Estão em causa os votos de mais de 100 mil portugueses
Mais de 100 mil portugueses não poderão exercer o seu direito fundamental ao voto nas eleições presidenciais? Vamos fazer contas.
Em novembro de 2020 saiu a Lei Orgânica n.º 3/2020 de 11 de novembro, que estabelece um regime excecional e temporário de voto antecipado para os eleitores que, por força da pandemia da doença COVID-19, estejam em confinamento obrigatório, ou seja, aqueles que estão em isolamento profilático e que não se podem dirigir às assembleias de voto. Consta no seu artigo 3.º no ponto 2, alínea a. que:
“A medida de confinamento obrigatório deve ter sido decretada pelas autoridades competentes do Serviço Nacional de Saúde, até ao décimo dia anterior ao sufrágio e por um período que inviabilize a deslocação à assembleia de voto.”

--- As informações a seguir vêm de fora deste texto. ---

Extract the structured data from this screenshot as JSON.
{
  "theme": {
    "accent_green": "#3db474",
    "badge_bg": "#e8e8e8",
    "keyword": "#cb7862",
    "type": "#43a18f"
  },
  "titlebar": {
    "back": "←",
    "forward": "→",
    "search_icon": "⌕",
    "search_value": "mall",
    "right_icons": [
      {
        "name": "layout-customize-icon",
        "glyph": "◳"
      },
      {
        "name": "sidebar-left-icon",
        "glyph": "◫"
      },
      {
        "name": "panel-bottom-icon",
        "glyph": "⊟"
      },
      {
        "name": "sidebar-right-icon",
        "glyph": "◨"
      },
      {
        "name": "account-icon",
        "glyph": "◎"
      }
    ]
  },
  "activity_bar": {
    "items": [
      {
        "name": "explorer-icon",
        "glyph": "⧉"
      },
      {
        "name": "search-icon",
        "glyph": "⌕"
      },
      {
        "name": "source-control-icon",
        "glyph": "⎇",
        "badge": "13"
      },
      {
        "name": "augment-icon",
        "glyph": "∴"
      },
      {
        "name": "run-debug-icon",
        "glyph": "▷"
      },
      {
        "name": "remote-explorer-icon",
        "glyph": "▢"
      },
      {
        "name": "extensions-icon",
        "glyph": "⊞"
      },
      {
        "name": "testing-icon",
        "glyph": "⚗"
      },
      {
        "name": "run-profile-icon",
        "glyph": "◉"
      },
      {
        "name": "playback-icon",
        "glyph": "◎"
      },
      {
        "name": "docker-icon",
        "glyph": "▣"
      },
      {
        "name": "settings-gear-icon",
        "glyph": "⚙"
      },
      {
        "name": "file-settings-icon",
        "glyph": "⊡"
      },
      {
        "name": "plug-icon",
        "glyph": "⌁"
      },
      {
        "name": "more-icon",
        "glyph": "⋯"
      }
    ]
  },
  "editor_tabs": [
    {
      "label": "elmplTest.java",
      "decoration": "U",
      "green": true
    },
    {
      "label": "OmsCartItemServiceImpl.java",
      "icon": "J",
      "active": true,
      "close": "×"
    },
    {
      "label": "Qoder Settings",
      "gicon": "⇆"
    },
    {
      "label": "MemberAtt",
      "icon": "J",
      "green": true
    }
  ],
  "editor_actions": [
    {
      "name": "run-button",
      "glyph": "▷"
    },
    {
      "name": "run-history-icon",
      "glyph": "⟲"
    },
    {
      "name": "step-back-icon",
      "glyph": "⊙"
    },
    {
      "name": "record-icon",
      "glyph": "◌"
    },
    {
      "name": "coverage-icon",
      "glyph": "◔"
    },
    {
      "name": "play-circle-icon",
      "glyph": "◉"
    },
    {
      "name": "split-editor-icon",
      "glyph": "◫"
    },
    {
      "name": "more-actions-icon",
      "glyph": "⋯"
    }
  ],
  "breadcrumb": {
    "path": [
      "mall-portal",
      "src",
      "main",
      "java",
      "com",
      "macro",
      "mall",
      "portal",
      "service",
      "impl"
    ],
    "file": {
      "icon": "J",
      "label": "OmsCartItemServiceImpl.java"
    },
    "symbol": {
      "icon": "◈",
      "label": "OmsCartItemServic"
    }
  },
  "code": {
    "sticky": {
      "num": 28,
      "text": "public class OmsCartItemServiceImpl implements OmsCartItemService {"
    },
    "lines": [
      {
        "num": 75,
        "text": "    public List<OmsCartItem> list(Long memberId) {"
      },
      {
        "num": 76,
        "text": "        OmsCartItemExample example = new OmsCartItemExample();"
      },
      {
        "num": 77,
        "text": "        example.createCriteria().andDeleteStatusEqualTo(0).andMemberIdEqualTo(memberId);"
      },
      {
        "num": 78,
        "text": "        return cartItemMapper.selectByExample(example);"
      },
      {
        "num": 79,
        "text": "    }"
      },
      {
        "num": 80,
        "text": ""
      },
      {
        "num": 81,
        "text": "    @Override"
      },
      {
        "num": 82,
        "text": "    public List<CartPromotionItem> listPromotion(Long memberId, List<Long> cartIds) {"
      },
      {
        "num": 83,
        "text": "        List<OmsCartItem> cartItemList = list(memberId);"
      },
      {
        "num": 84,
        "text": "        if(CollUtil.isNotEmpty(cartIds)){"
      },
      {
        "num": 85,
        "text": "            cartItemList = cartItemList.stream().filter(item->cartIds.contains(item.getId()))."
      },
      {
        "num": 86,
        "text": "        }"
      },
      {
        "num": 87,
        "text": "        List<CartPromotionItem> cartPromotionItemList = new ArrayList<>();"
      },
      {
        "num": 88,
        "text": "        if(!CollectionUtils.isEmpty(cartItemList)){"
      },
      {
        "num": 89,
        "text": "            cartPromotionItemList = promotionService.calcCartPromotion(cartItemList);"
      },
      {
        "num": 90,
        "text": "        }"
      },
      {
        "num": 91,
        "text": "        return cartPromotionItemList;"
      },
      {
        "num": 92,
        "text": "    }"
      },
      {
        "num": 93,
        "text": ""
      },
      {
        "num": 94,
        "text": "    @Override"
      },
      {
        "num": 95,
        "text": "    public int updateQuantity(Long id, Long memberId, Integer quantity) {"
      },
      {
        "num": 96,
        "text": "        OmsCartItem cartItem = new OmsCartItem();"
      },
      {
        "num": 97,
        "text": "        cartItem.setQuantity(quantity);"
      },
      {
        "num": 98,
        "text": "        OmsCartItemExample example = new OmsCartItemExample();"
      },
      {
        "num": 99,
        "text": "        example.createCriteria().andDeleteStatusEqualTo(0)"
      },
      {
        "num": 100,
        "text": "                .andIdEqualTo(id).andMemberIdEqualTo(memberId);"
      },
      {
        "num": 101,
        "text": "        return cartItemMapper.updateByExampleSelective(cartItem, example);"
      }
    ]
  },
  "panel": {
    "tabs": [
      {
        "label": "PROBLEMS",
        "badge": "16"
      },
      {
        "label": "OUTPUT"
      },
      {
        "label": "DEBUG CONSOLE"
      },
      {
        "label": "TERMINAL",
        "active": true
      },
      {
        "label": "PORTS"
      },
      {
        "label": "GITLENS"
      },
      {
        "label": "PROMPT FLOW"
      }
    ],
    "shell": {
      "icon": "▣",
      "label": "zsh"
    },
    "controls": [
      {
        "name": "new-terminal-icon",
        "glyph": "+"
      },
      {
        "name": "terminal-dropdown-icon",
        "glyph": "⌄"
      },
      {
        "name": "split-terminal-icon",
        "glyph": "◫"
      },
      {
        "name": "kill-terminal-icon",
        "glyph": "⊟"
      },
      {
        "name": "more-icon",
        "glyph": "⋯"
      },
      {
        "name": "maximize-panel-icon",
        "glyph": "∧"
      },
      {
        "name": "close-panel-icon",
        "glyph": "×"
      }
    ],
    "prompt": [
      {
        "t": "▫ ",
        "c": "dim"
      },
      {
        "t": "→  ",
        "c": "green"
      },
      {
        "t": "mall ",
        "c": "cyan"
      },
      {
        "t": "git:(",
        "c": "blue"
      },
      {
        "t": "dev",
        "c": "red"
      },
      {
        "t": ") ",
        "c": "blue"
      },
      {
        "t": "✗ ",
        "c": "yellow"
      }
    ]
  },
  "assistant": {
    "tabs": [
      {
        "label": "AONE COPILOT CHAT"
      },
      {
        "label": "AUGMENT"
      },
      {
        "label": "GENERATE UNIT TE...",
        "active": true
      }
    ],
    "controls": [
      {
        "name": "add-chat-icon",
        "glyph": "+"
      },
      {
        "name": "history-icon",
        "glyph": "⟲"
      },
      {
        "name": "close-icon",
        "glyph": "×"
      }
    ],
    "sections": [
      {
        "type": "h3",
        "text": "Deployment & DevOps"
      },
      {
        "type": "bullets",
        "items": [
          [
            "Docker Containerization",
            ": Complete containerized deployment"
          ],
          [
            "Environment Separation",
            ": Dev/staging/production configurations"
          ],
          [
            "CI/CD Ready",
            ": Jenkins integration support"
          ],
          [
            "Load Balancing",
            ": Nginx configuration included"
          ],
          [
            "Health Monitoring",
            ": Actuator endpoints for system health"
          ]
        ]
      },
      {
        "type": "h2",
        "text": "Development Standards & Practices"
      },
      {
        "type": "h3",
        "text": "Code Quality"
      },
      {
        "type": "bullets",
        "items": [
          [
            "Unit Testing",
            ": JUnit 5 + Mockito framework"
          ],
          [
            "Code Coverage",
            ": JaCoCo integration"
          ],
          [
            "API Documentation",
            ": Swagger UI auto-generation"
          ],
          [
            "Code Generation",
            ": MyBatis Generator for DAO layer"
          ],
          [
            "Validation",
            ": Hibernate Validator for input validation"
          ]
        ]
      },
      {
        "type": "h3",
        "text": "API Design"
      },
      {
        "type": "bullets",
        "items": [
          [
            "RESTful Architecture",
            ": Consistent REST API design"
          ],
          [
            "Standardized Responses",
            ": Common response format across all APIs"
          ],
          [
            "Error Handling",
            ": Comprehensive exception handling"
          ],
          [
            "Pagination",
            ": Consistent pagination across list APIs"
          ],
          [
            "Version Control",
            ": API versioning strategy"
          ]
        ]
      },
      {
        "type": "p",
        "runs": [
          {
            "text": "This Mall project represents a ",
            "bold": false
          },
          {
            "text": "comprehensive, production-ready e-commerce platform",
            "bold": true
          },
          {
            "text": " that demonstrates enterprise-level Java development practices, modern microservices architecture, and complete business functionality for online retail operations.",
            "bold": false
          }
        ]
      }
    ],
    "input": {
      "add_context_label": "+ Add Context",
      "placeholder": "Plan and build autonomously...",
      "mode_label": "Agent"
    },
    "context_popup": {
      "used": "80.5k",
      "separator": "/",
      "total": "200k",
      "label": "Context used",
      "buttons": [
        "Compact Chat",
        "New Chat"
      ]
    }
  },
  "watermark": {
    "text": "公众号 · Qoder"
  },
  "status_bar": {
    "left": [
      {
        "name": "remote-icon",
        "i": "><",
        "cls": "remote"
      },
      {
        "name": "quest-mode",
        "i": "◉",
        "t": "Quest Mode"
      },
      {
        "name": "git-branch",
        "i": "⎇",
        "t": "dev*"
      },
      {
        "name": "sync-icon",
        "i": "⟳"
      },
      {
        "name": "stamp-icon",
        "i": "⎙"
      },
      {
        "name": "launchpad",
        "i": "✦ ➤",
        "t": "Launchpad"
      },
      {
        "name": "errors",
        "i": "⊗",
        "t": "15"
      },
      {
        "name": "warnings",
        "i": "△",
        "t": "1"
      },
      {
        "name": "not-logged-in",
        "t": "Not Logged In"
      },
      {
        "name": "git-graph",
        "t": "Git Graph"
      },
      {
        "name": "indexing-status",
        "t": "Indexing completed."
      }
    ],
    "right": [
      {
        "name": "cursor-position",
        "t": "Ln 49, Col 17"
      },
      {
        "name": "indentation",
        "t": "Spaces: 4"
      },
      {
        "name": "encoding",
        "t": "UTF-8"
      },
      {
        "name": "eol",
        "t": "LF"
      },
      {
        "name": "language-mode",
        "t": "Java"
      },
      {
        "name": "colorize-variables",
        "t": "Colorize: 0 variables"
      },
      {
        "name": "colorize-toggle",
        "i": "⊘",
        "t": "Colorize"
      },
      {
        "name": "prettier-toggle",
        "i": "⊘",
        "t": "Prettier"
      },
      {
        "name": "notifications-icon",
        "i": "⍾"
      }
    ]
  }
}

Ora, o décimo dia anterior às eleições presidenciais é o dia 14 de janeiro. Depois dessa data, qualquer pessoa que teste positivo para a COVID-19 ou que entre em contacto com alguém infetado e assim o reporte ao SNS, está automaticamente impedido de votar.
Durante 10 dias, caso a média diária de 10 mil novos casos se prolongar até ao dia 24 de janeiro, é fácil de aferir que cerca de 100 mil portugueses ficarão impossibilitados de votar apenas por estarem infetados com a COVID-19, sem ter em conta aqueles que, por entrarem em contacto com alguém doente, se encontram igualmente em isolamento profilático.
Todos nós poderíamos ter chegado a esta conclusão mais cedo, 2 meses atrás, mas a verdade é que a falta de informação no que diz respeito ao intervalo dos 10 dias é exuberada. Eu pessoalmente só me confrontei com esta realidade quando, no dia 17 de janeiro, tentei submeter a minha inscrição para o voto antecipado para quem está em confinamento obrigatório, e a minha submissão dava erro. Acontece que vivo com uma pessoa que havia testado positivo exatamente nesse dia e, por tal, eu e a minha família já estávamos impedidos de votar e nem sabíamos. Na plataforma da Secretaria Geral do Ministério da Administração Interna (SGMAI), onde se submete a inscrição para o voto antecipado em confinamento, não consta, em parte alguma, que “a medida de confinamento obrigatório deve ter sido decretada pelas autoridades competentes do Serviço Nacional de Saúde, até ao décimo dia anterior ao sufrágio”.
A omissão de informação por parte da SGMAI é grave, pois apenas declara que os eleitores que estejam em confinamento obrigatório podem-se inscrever para votar entre 14 a 17 de janeiro. Omitir que o devido confinamento tinha de ser declarado antes do dia 14, transmite, incorretamente, uma perceção de que qualquer pessoa confinada se poderá inscrever até ao final do dia 17. Por esta razão, não conseguia compreender qual era o erro que me impedia de submeter a inscrição. Só depois de ligar para a Comissão Nacional de Eleições (CNE), é que me foi esclarecida a situação, onde muito calmamente me comunicaram: “Não, a senhora este ano não vai poder votar”.
Contas finais. Se ficarem impedidos de votar, digamos, 150 mil cidadãos, tal representa 1,7% da população. Este número representa algo que até há pouco tempo seria considerado inadmissível, mas que hoje tem o pretexto de uma pandemia. Mas não é a pandemia que devemos culpar, mas sim a fraca estruturação presente nos procedimentos eleitorais que não teve em consideração todas as variantes. Será possível que a democracia esteja em perigo?
Crónica de Catarina Branco
A Catarina estuda Engenharia do Ambiente e é voluntária no grupo de acção social GASNova.